No contexto da Rua Direita, onde está inserida, é uma imagem feia e que em nada engrandece (antes pelo contrário) uma rua tão nobre e bonita como a Rua Direita. É um prédio que há muito está a pedir obras de restauro. Claro que falar, ou neste caso escrever, é fácil, mas estamos muito longe de saber as razões do porque haver assim construções degradadas no centros histórico e do complicado e caro que é restaurar no centro histórico de Chaves.
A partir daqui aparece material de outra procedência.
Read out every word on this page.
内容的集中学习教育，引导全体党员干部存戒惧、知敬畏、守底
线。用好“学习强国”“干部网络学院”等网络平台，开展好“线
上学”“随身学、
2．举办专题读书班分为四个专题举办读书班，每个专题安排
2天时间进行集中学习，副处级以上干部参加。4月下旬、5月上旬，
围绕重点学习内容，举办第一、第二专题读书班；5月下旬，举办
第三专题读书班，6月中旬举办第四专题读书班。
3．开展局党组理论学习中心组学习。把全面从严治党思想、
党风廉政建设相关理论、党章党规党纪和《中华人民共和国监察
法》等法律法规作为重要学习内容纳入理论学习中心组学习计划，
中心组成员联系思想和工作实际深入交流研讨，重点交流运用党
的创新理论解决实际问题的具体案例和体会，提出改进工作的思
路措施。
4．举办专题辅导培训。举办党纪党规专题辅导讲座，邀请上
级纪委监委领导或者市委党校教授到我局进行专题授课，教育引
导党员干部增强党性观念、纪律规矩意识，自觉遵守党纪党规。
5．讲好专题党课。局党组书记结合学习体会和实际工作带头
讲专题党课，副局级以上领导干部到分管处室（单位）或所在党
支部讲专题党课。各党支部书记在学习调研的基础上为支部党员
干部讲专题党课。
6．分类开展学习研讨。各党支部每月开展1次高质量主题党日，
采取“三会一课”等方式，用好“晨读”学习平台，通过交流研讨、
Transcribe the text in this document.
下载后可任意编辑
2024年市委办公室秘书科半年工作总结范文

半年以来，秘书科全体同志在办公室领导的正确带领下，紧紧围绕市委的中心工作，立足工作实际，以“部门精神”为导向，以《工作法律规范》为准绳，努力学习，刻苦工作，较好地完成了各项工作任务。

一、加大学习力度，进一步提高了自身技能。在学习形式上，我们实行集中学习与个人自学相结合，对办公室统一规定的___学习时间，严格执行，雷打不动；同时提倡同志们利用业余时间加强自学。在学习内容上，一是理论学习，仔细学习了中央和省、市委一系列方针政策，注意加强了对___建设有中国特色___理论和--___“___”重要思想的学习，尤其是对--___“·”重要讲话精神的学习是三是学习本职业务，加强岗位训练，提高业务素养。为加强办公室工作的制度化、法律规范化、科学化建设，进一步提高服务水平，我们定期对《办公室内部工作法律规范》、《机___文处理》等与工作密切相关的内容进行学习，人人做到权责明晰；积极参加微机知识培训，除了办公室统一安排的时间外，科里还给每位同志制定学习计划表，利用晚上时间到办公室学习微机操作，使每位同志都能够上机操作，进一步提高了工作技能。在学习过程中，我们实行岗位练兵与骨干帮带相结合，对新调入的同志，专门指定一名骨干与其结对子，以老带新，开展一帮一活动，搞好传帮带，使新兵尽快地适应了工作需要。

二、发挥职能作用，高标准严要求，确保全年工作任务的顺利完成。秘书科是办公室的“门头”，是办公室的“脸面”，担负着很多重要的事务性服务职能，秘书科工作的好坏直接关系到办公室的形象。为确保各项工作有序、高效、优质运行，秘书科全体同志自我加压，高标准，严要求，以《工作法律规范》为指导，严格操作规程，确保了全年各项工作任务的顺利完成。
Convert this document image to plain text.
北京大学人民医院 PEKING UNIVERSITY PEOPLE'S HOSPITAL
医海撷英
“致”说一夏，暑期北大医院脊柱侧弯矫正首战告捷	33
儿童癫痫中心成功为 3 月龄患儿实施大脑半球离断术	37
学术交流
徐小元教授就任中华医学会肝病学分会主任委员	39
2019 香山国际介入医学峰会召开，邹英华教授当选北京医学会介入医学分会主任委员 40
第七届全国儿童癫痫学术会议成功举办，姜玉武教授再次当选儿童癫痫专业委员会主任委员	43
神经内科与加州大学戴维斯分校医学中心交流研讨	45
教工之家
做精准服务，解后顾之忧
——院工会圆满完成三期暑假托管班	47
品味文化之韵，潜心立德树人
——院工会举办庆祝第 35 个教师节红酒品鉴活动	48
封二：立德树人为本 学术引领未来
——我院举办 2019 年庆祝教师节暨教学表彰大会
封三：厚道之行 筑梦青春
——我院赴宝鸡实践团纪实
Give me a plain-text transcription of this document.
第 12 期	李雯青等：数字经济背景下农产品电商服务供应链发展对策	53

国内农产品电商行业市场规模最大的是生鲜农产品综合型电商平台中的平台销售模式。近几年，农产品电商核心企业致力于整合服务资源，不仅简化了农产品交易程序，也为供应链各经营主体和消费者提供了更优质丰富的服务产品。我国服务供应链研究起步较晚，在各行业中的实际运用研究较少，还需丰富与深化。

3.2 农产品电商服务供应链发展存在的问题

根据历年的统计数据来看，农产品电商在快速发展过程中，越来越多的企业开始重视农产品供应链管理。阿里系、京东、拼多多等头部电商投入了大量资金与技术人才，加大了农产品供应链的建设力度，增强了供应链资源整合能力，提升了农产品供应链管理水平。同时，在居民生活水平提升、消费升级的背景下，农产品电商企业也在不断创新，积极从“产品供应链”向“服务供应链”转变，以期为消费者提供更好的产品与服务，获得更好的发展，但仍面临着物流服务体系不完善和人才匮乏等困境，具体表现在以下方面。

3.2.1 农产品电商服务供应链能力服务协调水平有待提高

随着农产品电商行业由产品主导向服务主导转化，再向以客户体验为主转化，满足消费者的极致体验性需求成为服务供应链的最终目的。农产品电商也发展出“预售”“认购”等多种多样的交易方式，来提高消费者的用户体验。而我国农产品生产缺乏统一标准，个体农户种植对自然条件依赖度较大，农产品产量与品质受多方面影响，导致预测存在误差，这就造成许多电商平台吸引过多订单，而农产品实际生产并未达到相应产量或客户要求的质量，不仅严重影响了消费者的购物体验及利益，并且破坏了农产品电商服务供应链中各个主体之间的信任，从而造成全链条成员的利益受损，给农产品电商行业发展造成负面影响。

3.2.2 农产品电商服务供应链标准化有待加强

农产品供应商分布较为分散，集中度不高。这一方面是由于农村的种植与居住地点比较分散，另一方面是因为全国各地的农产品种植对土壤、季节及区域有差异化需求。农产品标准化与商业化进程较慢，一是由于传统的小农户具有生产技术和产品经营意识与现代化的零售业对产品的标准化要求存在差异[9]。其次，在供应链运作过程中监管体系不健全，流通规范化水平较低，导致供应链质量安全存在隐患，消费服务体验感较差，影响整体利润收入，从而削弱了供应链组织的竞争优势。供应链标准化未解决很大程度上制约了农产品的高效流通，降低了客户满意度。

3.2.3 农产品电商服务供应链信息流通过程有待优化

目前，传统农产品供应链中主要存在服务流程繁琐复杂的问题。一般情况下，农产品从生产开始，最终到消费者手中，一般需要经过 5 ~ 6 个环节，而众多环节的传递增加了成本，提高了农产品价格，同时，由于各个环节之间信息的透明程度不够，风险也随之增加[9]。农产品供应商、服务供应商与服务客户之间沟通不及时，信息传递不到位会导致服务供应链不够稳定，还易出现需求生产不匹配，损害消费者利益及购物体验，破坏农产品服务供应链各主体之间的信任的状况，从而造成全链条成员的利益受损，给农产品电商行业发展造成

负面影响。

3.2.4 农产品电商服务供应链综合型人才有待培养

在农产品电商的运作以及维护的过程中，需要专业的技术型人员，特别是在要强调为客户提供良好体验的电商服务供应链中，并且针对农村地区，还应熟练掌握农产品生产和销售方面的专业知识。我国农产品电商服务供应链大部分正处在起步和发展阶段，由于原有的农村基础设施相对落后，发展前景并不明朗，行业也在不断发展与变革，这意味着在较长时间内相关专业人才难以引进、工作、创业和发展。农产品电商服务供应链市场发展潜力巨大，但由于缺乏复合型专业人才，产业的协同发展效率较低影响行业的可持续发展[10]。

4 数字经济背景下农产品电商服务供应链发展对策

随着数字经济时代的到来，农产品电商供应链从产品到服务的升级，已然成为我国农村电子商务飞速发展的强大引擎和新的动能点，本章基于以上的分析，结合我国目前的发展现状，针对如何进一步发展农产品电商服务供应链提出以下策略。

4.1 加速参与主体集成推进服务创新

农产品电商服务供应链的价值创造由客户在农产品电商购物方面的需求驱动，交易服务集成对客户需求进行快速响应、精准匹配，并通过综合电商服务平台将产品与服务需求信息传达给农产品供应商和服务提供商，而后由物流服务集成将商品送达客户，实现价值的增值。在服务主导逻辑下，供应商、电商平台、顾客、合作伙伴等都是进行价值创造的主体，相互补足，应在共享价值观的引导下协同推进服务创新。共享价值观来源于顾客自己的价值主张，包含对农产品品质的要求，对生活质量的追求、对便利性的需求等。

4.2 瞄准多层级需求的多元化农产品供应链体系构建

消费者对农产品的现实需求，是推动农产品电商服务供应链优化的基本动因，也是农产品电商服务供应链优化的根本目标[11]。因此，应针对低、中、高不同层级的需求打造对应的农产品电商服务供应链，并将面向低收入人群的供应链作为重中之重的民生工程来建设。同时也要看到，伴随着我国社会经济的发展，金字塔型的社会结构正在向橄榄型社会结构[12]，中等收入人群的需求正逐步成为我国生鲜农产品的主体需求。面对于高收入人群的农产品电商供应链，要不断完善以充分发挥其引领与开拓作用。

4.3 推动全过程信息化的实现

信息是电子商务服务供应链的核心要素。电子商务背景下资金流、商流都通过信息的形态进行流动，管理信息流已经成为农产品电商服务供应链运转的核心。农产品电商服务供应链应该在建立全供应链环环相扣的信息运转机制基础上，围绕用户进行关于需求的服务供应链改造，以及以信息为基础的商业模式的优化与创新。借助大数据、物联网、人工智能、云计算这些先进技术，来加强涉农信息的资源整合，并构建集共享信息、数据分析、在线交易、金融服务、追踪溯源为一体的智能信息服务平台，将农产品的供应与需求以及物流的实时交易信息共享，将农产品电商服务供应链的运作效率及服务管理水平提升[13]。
Já várias vezes o disse aqui e repito, que neste tipo de reconstruções, deveria haver além de incentivos (monetários), algumas facilidades e até ajudas (logísticas), e as entidades envolvidas no licenciamento, que burocraticamente só complicam, deveriam ter outra filosofia e por à disposição, gratuitamente, os seus serviços na ajuda e na recuperação do Centro Histórico, porque se este e outros prédios têm um proprietário, a propriedade das vistas ou do olhar que recai sobre estas construções, e do património arquitectónico e histórico é de todos nós e até poderia ser da humanidade se as mentes que nos comandam fossem mais levezinhas. E fico-me por aqui…
 
Mas a degradação dos prédios deixa também à vista algumas preciosidades das construções centenárias, como são os tabiques, os estuques, e toda uma arte da construção antiga onde cimento e betão eram palavras proibidas e desconhecidas até, e onde a pedra, a madeira e o ferro, eram reis e rainhas, tudo trabalhado à mão, onde pormenores como os dos tabiques, devidamente emoldurados e enquadrados davam verdadeiras obras de arte, para não falar de verdadeiras obras de estruturas em madeira, “obras de arte” da engenharia, que hoje já não constam de nenhum manual. É aqui, que o feio é bonito.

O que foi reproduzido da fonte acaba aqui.